Troy Siahaan, Features Editor
Yamaha YZF-R1 Launch In Australia

At the end of 2014, I told the rest of the MO staff that I called dibs on the new Yamaha YZF-R1 intro. They could have all the other intros (of which there were some epic ones), but I wanted first crack at the R1. Lo and behold, I got my wish, and I couldn’t be happier with my decision. First, the location was the Sydney Motorsport Park (formerly Eastern Creek Raceway) in Sydney, Australia. Sure, Phillip Island would have been epic, but I’d never been to Australia before so I was just happy to be there (what a lovely place, btw).

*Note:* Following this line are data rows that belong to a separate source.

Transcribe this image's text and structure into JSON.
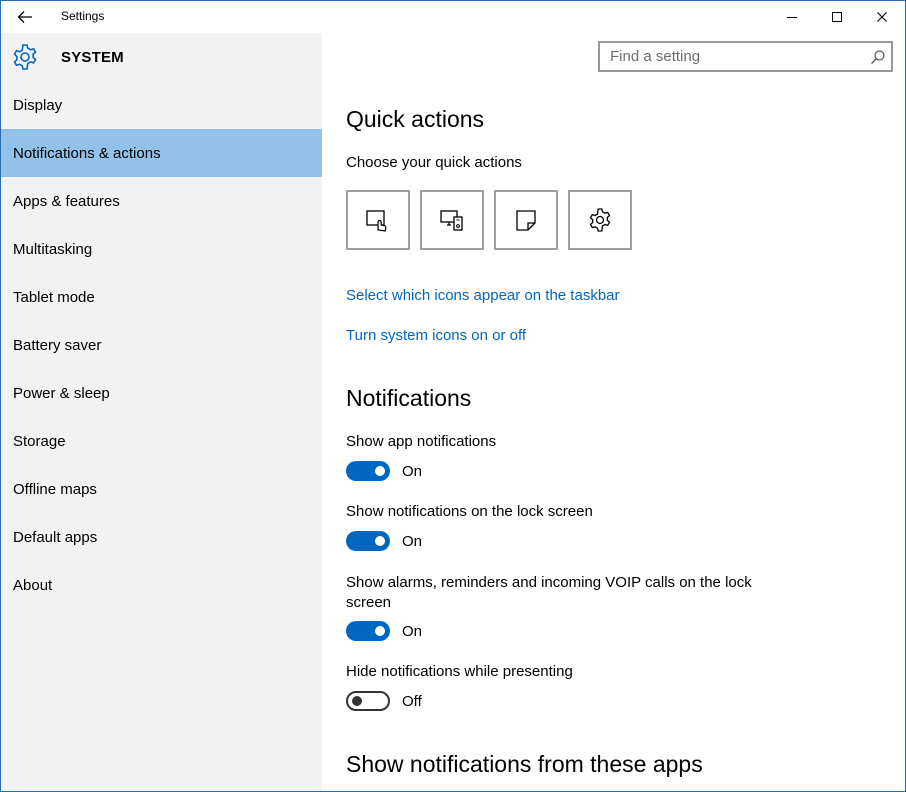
{
  "titlebar": {
    "title": "Settings"
  },
  "header": {
    "section_title": "SYSTEM",
    "search_placeholder": "Find a setting"
  },
  "sidebar": {
    "items": [
      {
        "label": "Display",
        "selected": false
      },
      {
        "label": "Notifications & actions",
        "selected": true
      },
      {
        "label": "Apps & features",
        "selected": false
      },
      {
        "label": "Multitasking",
        "selected": false
      },
      {
        "label": "Tablet mode",
        "selected": false
      },
      {
        "label": "Battery saver",
        "selected": false
      },
      {
        "label": "Power & sleep",
        "selected": false
      },
      {
        "label": "Storage",
        "selected": false
      },
      {
        "label": "Offline maps",
        "selected": false
      },
      {
        "label": "Default apps",
        "selected": false
      },
      {
        "label": "About",
        "selected": false
      }
    ]
  },
  "quick_actions": {
    "heading": "Quick actions",
    "subheading": "Choose your quick actions",
    "tiles": [
      {
        "icon": "tablet-mode-icon"
      },
      {
        "icon": "connect-project-icon"
      },
      {
        "icon": "note-icon"
      },
      {
        "icon": "settings-gear-icon"
      }
    ],
    "link_taskbar_icons": "Select which icons appear on the taskbar",
    "link_system_icons": "Turn system icons on or off"
  },
  "notifications": {
    "heading": "Notifications",
    "settings": [
      {
        "label": "Show app notifications",
        "state": "On",
        "on": true
      },
      {
        "label": "Show notifications on the lock screen",
        "state": "On",
        "on": true
      },
      {
        "label": "Show alarms, reminders and incoming VOIP calls on the lock screen",
        "state": "On",
        "on": true
      },
      {
        "label": "Hide notifications while presenting",
        "state": "Off",
        "on": false
      }
    ]
  },
  "apps_section": {
    "heading": "Show notifications from these apps"
  },
  "colors": {
    "accent": "#0067c0",
    "selected_nav": "#92c2ea",
    "sidebar_bg": "#f2f2f2"
  }
}
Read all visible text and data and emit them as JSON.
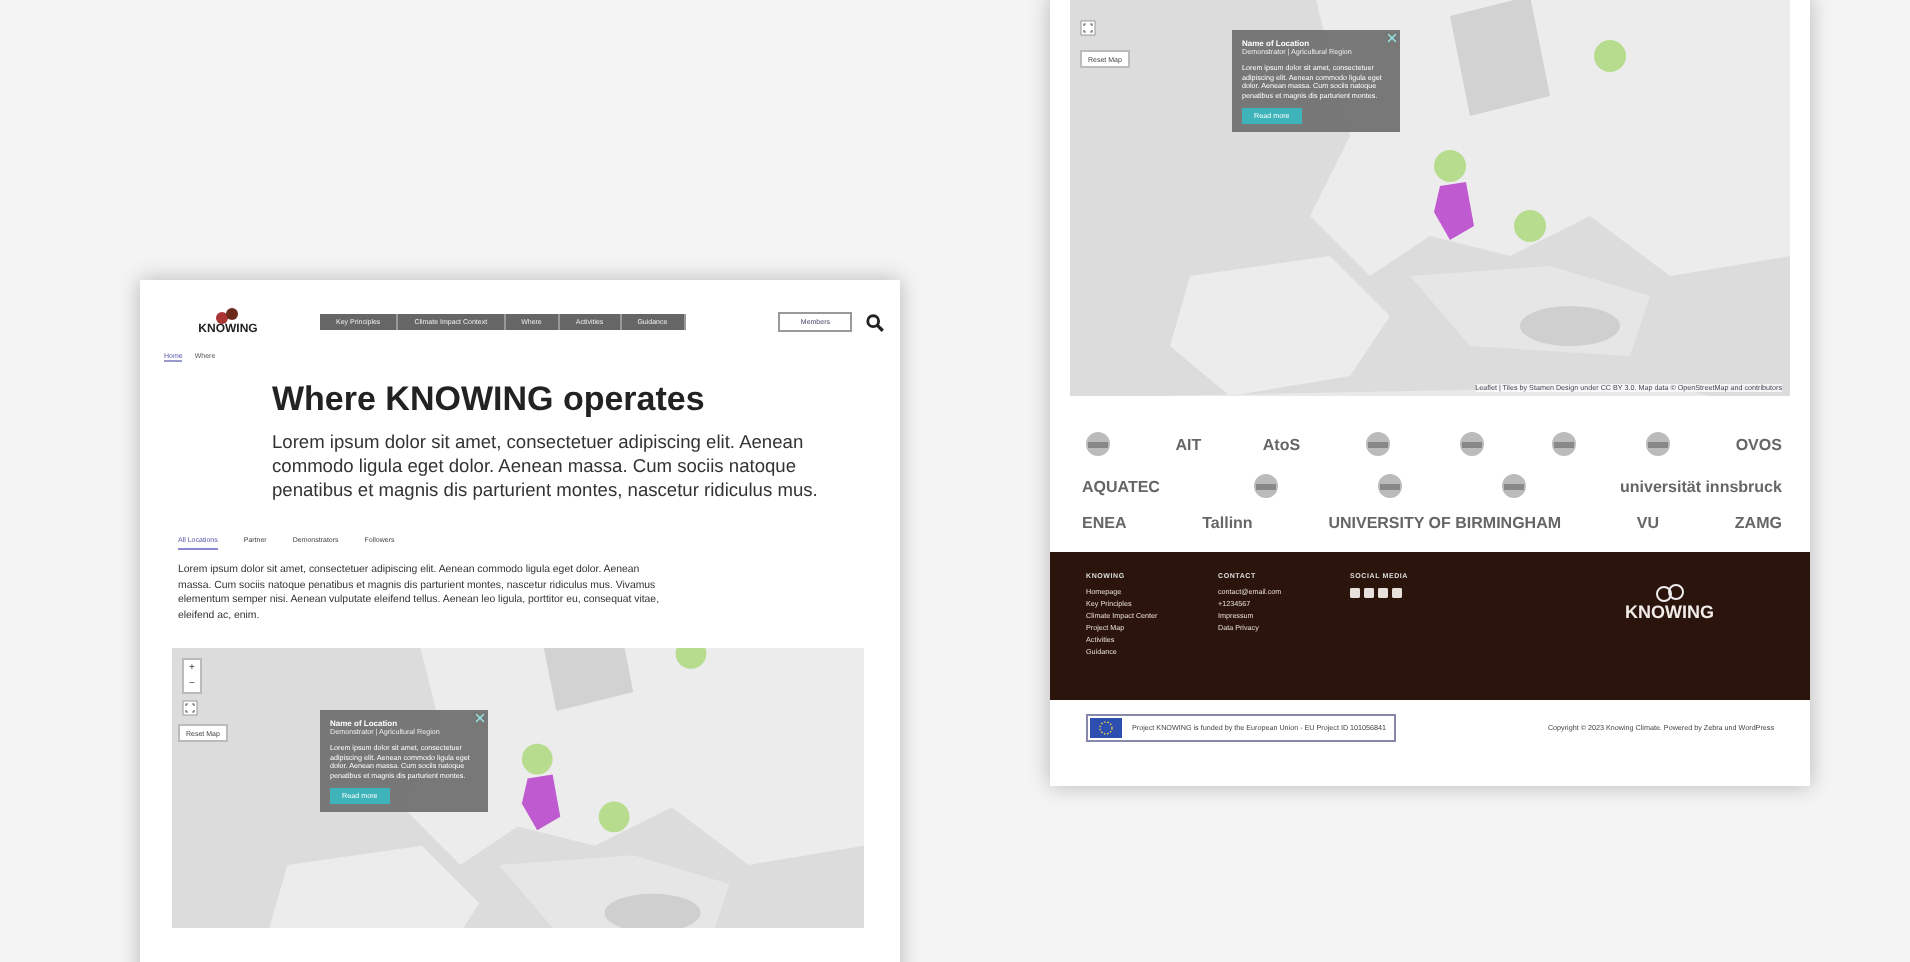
{
  "left_page": {
    "header": {
      "logo": "KNOWING",
      "nav": [
        "Key Principles",
        "Climate Impact Context",
        "Where",
        "Activities",
        "Guidance"
      ],
      "members_button": "Members"
    },
    "breadcrumb": [
      {
        "label": "Home",
        "selected": true
      },
      {
        "label": "Where",
        "selected": false
      }
    ],
    "title": "Where KNOWING operates",
    "intro": "Lorem ipsum dolor sit amet, consectetuer adipiscing elit. Aenean commodo ligula eget dolor. Aenean massa. Cum sociis natoque penatibus et magnis dis parturient montes, nascetur ridiculus mus.",
    "tabs": [
      {
        "label": "All Locations",
        "selected": true
      },
      {
        "label": "Partner",
        "selected": false
      },
      {
        "label": "Demonstrators",
        "selected": false
      },
      {
        "label": "Followers",
        "selected": false
      }
    ],
    "body": "Lorem ipsum dolor sit amet, consectetuer adipiscing elit. Aenean commodo ligula eget dolor. Aenean massa. Cum sociis natoque penatibus et magnis dis parturient montes, nascetur ridiculus mus. Vivamus elementum semper nisi. Aenean vulputate eleifend tellus. Aenean leo ligula, porttitor eu, consequat vitae, eleifend ac, enim.",
    "map": {
      "zoom": [
        "+",
        "−"
      ],
      "reset": "Reset Map",
      "popup": {
        "title": "Name of Location",
        "subtitle": "Demonstrator | Agricultural Region",
        "text": "Lorem ipsum dolor sit amet, consectetuer adipiscing elit. Aenean commodo ligula eget dolor. Aenean massa. Cum sociis natoque penatibus et magnis dis parturient montes.",
        "button": "Read more"
      }
    }
  },
  "right_page": {
    "map": {
      "reset": "Reset Map",
      "popup": {
        "title": "Name of Location",
        "subtitle": "Demonstrator | Agricultural Region",
        "text": "Lorem ipsum dolor sit amet, consectetuer adipiscing elit. Aenean commodo ligula eget dolor. Aenean massa. Cum sociis natoque penatibus et magnis dis parturient montes.",
        "button": "Read more"
      },
      "attribution": "Leaflet | Tiles by Stamen Design under CC BY 3.0. Map data © OpenStreetMap and contributors"
    },
    "partner_rows": [
      [
        {
          "kind": "mark"
        },
        {
          "kind": "text",
          "text": "AIT"
        },
        {
          "kind": "text",
          "text": "AtoS"
        },
        {
          "kind": "mark"
        },
        {
          "kind": "mark"
        },
        {
          "kind": "mark"
        },
        {
          "kind": "mark"
        },
        {
          "kind": "text",
          "text": "OVOS"
        }
      ],
      [
        {
          "kind": "text",
          "text": "AQUATEC"
        },
        {
          "kind": "mark"
        },
        {
          "kind": "mark"
        },
        {
          "kind": "mark"
        },
        {
          "kind": "text",
          "text": "universität innsbruck"
        }
      ],
      [
        {
          "kind": "text",
          "text": "ENEA"
        },
        {
          "kind": "text",
          "text": "Tallinn"
        },
        {
          "kind": "text",
          "text": "UNIVERSITY OF BIRMINGHAM"
        },
        {
          "kind": "text",
          "text": "VU"
        },
        {
          "kind": "text",
          "text": "ZAMG"
        }
      ]
    ],
    "footer": {
      "columns": [
        {
          "heading": "KNOWING",
          "links": [
            "Homepage",
            "Key Principles",
            "Climate Impact Center",
            "Project Map",
            "Activities",
            "Guidance"
          ]
        },
        {
          "heading": "CONTACT",
          "links": [
            "contact@email.com",
            "+1234567",
            "Impressum",
            "Data Privacy"
          ]
        },
        {
          "heading": "SOCIAL MEDIA"
        }
      ],
      "logo": "KNOWING"
    },
    "funding": "Project KNOWING is funded by the European Union - EU Project ID 101056841",
    "copyright": "Copyright © 2023 Knowing Climate. Powered by Zebra und WordPress"
  }
}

More importantly, though, was the bike. A radical departure from the big and heavy R1 that preceded it, the new R1 felt light and slim from the saddle, and the amount of MotoGP tech Yamaha threw at it got me extra excited to ride. Sure enough, the R1 didn’t disappoint (once we were unleashed with the Track ECU). I simply felt invincible on the bike. Never had it been so easy for me to push my personal limits, knowing the machine I was on would be there to mask my mistakes. My Aha! moment came as I was cresting the small hill leading onto the front straight, my hand was to the stop, the front tire came a few inches off the ground, and then it gently reengaged the tarmac again, my hand never easing the entire time. At that point I was convinced Yamaha’s wheelie control was the real deal.

Hopping on the R1M, shod with slick tires, was an even cooler experience – partly because I almost got my elbow down (I could have done the job with a bit more bravery), but mostly because of the Y-TRAC app. After our sessions I could see data from my ride, compare them to others, and look at areas to improve. I could even make changes to the bike with a few button presses.

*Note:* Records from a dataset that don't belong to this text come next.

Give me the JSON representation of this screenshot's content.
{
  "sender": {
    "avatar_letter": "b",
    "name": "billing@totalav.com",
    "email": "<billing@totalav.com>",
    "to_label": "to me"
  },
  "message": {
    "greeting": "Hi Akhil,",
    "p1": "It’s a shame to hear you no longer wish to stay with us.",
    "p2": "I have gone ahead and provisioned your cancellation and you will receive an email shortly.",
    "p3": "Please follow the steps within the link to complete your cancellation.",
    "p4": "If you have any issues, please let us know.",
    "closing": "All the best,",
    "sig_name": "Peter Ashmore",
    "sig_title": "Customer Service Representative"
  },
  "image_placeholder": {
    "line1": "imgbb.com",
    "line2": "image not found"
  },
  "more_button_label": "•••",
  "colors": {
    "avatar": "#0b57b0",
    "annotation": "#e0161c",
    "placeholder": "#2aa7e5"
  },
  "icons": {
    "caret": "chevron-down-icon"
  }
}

For me, the R1 represented a big leap in sportbike tech, and I was glad I got to be one of the first journalists in the world to experience it. Honorable mention for highlight of the year, in my book, goes to our Literbike Shootout, which revealed how awesome the current crop of flagship sportbikes really are, especially the Aprilia RSV4 RF. Ironically, my lowlight of 2015 comes at the controls of the Aprilia, as I was blindsided by another rider entering Laguna Seca’s Turn 11. That aside, 2015 was a stellar year.